Popularni Obywatele bardzo szybko przejęli inicjatywę i zaczęli kontrolować mecz. Nadali własne tempo, za którym The Gunners najzwyczajniej w świecie nie nadążali. Widać było to po ich nerwowości. Nie tylko w blokach defensywnych, ale także z przodu, ponieważ często piłkarze z Londynu zamiast na spokojnie podawać po ziemi, robili to górą. Przez to szybko tracili futbolówkę. Manchester City w pierwszej połowie był lepszą drużyną i wydawało się, że nie pokazywał jeszcze maksimum swoich możliwości. Zresztą to, że stać było go na więcej, pokazał w drugiej odsłonie.

Pierwsza i jedyna sytuacja bramkowa podczas pierwszych trzech kwadransów miała miejsce w 18. minucie meczu i można przy niej mówić o poważnym błędzie Shkodrana Mustafiego. Piłkę z piątego metra własnej bramki wybijał Claudio Bravo. Chilijczyk posłał długą piłkę na Kuna Agüero, a niemiecki stoper przysnął w tamtym momencie, jakby spodziewał się odgwizdania spalonego. Nic takiego jednak się nie stało i obrońca Arsenalu powinien walczyć o piłkę, a nie dyskutować z sędziami. W wyniku tego napastnik City wybiegł sam na sam przeciwko Davidowi Ospinie i niezwykle precyzyjnie przelobował Kolumbijczyka.

Przykrym widokiem była szybko dokonana zmiana w szeregach Arsenalu. Z powodu urazu murawę opuścił Nacho Monreal. Hiszpan rozgrywa najlepszy sezon w barwach The Gunners, ale nie zdołał dokończyć finałowego spotkania przeciwko City. Zastąpił go Sead Kolasinac.

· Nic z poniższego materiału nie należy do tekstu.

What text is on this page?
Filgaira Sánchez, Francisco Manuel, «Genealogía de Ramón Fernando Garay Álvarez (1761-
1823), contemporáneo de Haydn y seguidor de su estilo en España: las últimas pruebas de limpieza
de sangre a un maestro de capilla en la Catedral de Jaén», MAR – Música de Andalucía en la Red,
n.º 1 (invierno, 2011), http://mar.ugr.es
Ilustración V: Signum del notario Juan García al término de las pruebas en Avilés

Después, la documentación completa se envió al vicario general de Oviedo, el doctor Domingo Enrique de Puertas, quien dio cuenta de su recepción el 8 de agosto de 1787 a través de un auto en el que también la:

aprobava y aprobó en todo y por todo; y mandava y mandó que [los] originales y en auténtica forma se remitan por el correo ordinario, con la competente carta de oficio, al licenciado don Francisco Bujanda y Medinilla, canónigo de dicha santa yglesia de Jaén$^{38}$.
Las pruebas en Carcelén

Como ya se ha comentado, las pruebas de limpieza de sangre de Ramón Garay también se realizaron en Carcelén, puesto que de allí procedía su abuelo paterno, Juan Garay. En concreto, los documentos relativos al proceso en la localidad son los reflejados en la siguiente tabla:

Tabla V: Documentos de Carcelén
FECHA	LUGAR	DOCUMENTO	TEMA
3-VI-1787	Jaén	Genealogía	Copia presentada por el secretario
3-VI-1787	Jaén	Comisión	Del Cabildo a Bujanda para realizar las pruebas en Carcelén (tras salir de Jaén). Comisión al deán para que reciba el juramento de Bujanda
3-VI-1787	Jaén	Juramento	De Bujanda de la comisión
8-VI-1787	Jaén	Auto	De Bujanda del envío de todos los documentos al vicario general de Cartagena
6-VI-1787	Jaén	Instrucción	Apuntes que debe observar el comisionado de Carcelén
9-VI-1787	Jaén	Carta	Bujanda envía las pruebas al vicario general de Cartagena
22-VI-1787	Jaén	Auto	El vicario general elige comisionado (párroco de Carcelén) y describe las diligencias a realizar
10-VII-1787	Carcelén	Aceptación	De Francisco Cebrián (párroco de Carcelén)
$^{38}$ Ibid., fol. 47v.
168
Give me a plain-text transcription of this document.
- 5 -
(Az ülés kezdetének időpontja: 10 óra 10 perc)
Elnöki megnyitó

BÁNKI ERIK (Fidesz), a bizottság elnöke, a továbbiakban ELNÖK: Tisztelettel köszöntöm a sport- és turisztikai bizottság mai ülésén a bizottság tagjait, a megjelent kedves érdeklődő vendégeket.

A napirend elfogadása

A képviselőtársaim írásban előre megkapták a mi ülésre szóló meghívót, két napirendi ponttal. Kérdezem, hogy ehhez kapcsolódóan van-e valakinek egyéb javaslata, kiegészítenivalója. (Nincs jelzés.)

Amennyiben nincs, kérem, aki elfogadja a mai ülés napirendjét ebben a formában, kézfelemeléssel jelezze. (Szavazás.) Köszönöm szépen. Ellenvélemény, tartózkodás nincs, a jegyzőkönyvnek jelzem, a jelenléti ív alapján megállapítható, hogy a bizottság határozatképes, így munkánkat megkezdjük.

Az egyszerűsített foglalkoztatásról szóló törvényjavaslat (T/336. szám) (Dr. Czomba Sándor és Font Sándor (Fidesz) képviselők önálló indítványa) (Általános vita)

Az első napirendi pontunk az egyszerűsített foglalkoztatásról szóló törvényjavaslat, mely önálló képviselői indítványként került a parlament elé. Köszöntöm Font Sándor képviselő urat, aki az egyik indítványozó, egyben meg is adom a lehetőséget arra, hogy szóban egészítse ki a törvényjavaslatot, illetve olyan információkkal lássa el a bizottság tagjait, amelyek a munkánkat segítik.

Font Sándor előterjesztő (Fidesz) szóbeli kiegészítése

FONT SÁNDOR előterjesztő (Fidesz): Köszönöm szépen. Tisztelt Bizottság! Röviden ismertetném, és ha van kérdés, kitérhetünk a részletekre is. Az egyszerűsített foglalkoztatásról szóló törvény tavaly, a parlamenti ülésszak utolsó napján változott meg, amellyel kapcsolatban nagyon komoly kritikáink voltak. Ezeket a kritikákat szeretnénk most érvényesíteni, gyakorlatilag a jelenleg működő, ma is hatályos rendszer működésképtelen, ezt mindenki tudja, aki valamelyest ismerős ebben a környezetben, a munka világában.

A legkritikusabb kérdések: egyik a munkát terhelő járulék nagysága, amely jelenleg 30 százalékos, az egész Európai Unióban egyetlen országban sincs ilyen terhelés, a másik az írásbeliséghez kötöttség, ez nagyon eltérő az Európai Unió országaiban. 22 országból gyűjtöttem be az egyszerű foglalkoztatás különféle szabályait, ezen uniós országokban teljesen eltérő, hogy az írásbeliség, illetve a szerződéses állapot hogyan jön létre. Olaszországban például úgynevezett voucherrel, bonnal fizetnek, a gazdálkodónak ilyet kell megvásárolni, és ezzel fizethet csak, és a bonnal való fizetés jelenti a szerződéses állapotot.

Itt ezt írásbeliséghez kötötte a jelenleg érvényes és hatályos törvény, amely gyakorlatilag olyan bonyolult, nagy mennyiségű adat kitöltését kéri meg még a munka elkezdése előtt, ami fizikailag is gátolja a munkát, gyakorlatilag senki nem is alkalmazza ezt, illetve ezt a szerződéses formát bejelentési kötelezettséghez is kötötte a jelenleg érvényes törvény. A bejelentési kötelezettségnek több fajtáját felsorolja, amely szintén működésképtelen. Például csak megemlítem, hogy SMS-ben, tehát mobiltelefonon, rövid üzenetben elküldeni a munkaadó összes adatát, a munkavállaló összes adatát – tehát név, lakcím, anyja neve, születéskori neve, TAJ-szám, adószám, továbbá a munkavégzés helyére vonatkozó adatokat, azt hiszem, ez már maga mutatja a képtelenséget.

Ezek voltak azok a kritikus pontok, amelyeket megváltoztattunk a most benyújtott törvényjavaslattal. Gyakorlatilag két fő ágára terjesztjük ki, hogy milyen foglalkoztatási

Przewaga The Citizens wcale nie oznaczała, że ekipa Arsenalu nie miała szans na to, by powalczyć i strzelić gola świetnie prezentującemu się przeciwnikowi. Gdyby defensywa londyńczyków była bardziej zwarta i poukładana, mówilibyśmy o wyrównanym pojedynku. Niestety, piłkarze Pepa Guardioli zbyt łatwo tworzyli sobie okazje, a nie są drużyną znaną z niskiej skuteczności. To musiało się źle skończyć. Podopieczni Arsene'a Wengera grali bardzo chaotycznie i nie byli w stanie opanować nerwów. Potrafili wykreować sobie groźne sytuacje, ponieważ obrona City nie grała bezbłędnie i dało się ją sforsować. Najlepszą okazję miał Pierre-Emerick Aubameyang po podaniu Mesuta Özila w pole karne. Gabończyk nie zdołał jednak czysto uderzyć piłki, ponieważ udanie interweniował napierający na niego Kyle Walker. Możliwe, że gdyby wtedy padł gol, spotkanie wyglądałoby zgoła odmiennie.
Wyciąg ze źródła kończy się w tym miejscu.